The use of compression therapy in epidermolysis bullosa (EB) is controversial. The main action of treatment is about the role of compression wrap in keeping different types of skin substitutes in place [15]. A case series study on epidermolysis bullosa pruriginosa has shown evidence on patient quality of life, This is a rare variant of dystrophic EB with lesions occurring mainly on the lower leg with a lichenoid aspect [16].

Unna Boot

The Unna boot (UB) is a semi-solid gauze casting saturated with a mixture of zinc oxide, gum acacia, glycerol, castor oil, and deionized water. It is well established in the treatment of venous leg ulcers [17]. In a retrospective study, Lucia et al. [18] showed the efficacy of the UB in nineteen dermatological conditions in 136 patients. A total of 6% of patients were treated with UB alone and 94% received concomitant treatment. The results showed a positive response in 91.9% of treatment courses. A total of 7.4% of treatments were associated with the worsening of the disease. The most frequent dermatological diseases treated with the UB in association with topical and/or systemic treatment were as follows: actinic keratosis in association with concurrent topical therapies (16 patients), eruptive keratoacantoma (17), lipodermatosclerosis (12), prurigo nodularis (20), venous stasis dermatitis (14), and venous stasis ulcer (16). Two psoriasis patients were treated with a partial response. In our experience, compression treatment in psoriasis of the lower leg leads to a worsening of the disease due to the Koebner phenomenon.

The UB should be considered as an adjuvant treatment in diseases related to venous insufficiency but also in dermatological diseases in order to improve venous reflux, topical medication absorption, and reduce skin inflammation and maceration.

Arendsen et al. demonstrated the beneficial effect of copper stockings on lipodermatosclerosis in terms of the surface area involved but without improving symptoms [19]. Copper is known for its antimicrobial effects and is involved in wound healing by inducing vascular endothelial growth factor (VEGF) production and angiogenesis. It also promotes wound healing due to an increase in integrin expression, enhancement of fibrinogen stabilization, and up-regulation of several enzymes involved in matrix remodeling [20]. Suehiro et al. showed the beneficial effect of high-pressure compression therapy (> 40 mmHg) on nine patients affected by acute and subacute lipodermatosclerosis in terms of deformation of the skin and pain prevention [21••].
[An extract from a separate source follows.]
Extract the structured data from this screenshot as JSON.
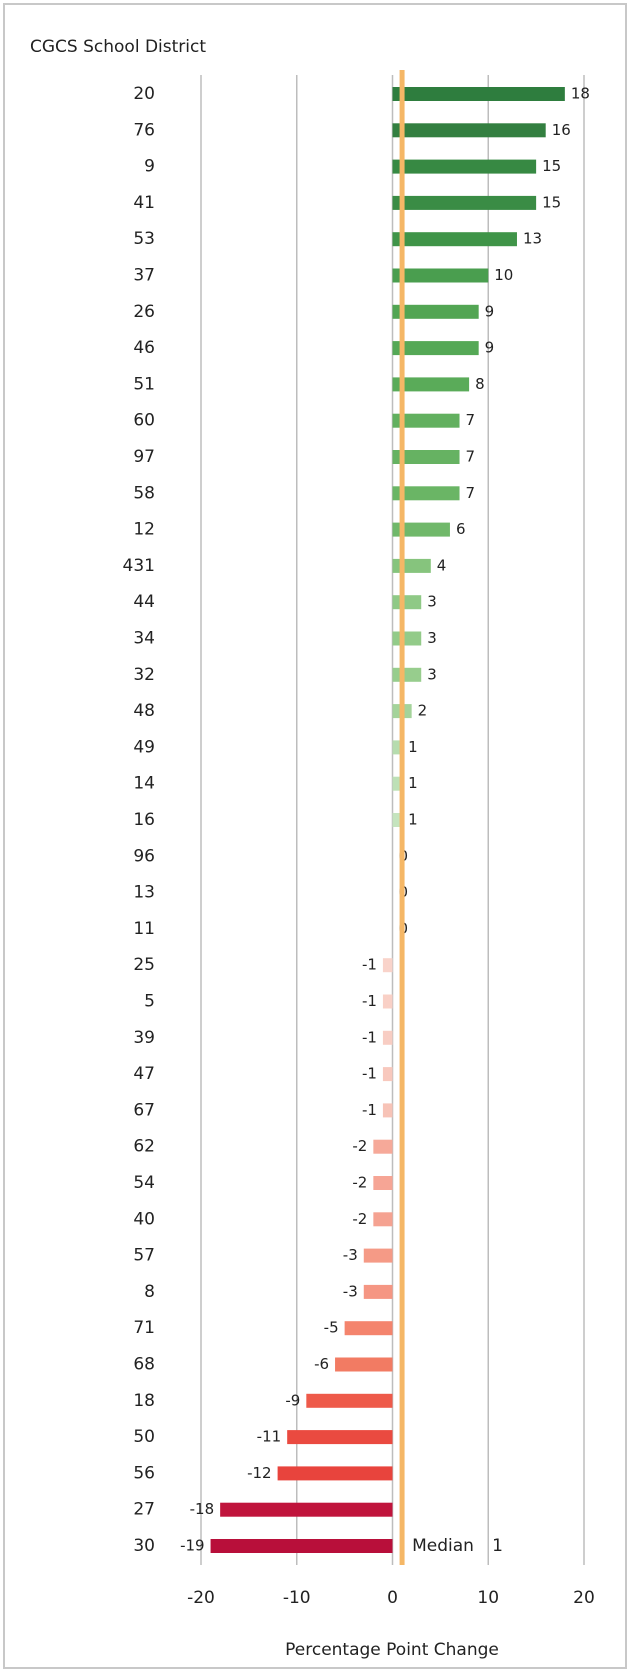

In our experience, the UB is a successful and inexpensive device in the management of allergic/irritative dermatitis and venous stasis dermatitis of the lower legs. An appropriate and prompt use of the UB can help to prevent the use of systemic corticosteroids with a synergic effect on topical treatment.

Conclusions

Compression therapy is considered to be the cornerstone for managing lower leg wounds, not only for venous leg ulcers caused by venous reflux and/or obstruction but also for lower leg wounds caused by other factors. Evidence of the efficacy of compression therapy on non-venous ulcers is limited but most experts apply compression therapy to lower extremity ulcers to improve wound healing [22]. The good results are probably related to the functional venous insufficiency in patients with lower extremity ulcers and to the potential role of compression in proinflammatory cytokine modulation. In our clinical practice, if not contraindicated, compression therapy can be beneficial for almost any lower leg ulcer procedure such as wound biopsy or wound excision. We strongly recommend that further studies are carried out to confirm our assumption and establish an accurate range of pressure and compression components.